Despite a long history in Kenya, Nubians struggle to be recognised as Kenyans and to enjoy the rights and support than come with citizenship.

By Rachuonyo Duncan

Issa Abudul Faraj, chairman of the Kenyan Nubian Council of Elders during an interview at their Nairobi office. Photograph by Rachuonyo Duncan.

Nairobi, Kenya:

For over a century, Kenya has been home to members of the Nubian ethnic group. Originally from Nuba, a region located along the River Nile in northern Sudan and southern Egypt, many Nubians were brought to Kenya in the early 1890s to serve as soldiers in the British Army. At the time Kenya was under British colonial rule as the British East Africa Protectorate and, accordingly, many Nubians taken to Kenya carried British colonial passports and had birth certificates that stated their nationality as British.

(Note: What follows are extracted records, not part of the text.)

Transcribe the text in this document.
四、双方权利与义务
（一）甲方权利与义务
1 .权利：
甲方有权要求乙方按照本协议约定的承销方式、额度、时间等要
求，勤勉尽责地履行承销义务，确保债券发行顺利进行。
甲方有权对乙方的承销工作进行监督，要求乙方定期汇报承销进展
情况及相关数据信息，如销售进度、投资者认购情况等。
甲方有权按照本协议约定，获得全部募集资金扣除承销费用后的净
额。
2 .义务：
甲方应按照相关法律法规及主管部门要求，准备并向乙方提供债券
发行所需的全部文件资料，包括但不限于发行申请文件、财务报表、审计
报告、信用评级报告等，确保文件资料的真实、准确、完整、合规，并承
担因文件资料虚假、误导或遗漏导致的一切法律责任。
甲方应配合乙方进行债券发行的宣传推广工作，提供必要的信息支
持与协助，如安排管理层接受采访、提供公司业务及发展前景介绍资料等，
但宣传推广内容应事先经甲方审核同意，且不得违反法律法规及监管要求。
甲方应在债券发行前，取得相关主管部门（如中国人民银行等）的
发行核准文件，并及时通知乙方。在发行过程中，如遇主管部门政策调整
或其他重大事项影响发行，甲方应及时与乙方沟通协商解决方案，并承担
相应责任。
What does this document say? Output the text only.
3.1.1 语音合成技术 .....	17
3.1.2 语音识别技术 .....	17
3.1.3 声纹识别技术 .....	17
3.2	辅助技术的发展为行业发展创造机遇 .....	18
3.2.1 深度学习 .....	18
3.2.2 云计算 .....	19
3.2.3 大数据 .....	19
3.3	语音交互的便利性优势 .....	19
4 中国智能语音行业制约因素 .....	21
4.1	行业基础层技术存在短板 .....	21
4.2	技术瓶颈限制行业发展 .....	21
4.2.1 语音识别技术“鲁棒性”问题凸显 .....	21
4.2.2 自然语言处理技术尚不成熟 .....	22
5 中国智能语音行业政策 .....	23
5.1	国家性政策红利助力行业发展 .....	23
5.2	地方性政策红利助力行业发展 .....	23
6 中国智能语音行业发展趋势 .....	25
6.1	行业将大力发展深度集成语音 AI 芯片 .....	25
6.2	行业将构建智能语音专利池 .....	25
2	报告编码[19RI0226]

In modern day Kenya, however, the Nubian community – claimed to be 100,000 strong by the Kenyan Nubian Council of Elders– finds itself denied many citizenship rights. The ethnic group has been labelled as a ‘detribalised community’ rather than a Kenyan tribe, and Nubians have become part of a growing number of stateless people. As a result, the community has been subjected to the persistent denial of access to employment, the right to vote, and the ability to work in the formal sector, leaving most Nubians trapped in poverty.

Arab others

Kenya’s Nubian population originally served as Askaris (colonial soldiers) in the British Army before being settled in Kenya. In 1912, the British government designated over 4,000 acres of land for the Nubians to settle, which they finally granted to the Askaris and their dependents in 1917. Kibera, the large urban slum on the outskirts of Kenya’s capital Nairobi, grew grown out of the Nubian settlement – originally called Kibra by the Nubians, meaning ‘land of forest’. Today, the majority of Nubians still live in the Kibera slums, with the rest scattered across other major towns.

But while they originally came from Nuba, the community has also earned considerable Kenyan credentials. As well as having lived in Kenya for over a century, Nubians, for instance, helped defend Kenya and East Africa during both World Wars by serving in the King’s African Rifles in countries such as Somalia, Abyssinia (now Ethiopia), Madagascar and Burma.

Nevertheless, the community’s problems today perhaps start with ongoing portrayal as outsiders. Unlike the majority of Kenyans, Nubians are Muslim and speak Ki-Nubi, an Arabic creole, as their first language. “After the Nubians soldiers joined the military”, Issa Abdul Faraj, chairman of the Kenyan Nubian Council of Elders (KENUCE), explained to Think Africa Press, “they had to understand the Arabic language, and in most cases would be instructed using the Arabic writings. This shows the legacy of the Arabic language among the Nubians, and that is why in the streets of Mombasa, most of the signs are written in Arabic.”

This legacy has lived on and maintaining their mother tongue is an important part of retaining the group’s cultural identity. Unfortunately, however, Faraj pointed out, “Speaking the classic Arabic language has [presented] a big challenge for the Nubians community since most Kenyans from other tribes assume that they do not belong here”.

Shattered dreams

The Kenyan government’s designation of the Nubian community as detribalised natives rather than a Kenyan tribe – a classification the colonial British made originally – has repeatedly been used to deny the Nubians’ claims to land, and they are now considered squatters in Kibera. Many other Kenyans have moved in to Kibera, transforming the area into one of Africa’s largest slums. And now the Nubians face eviction by the Kenyan government, which is seeking to ‘upgrade’ the slums and who refuse to recognise the Nubians’ rights to the area.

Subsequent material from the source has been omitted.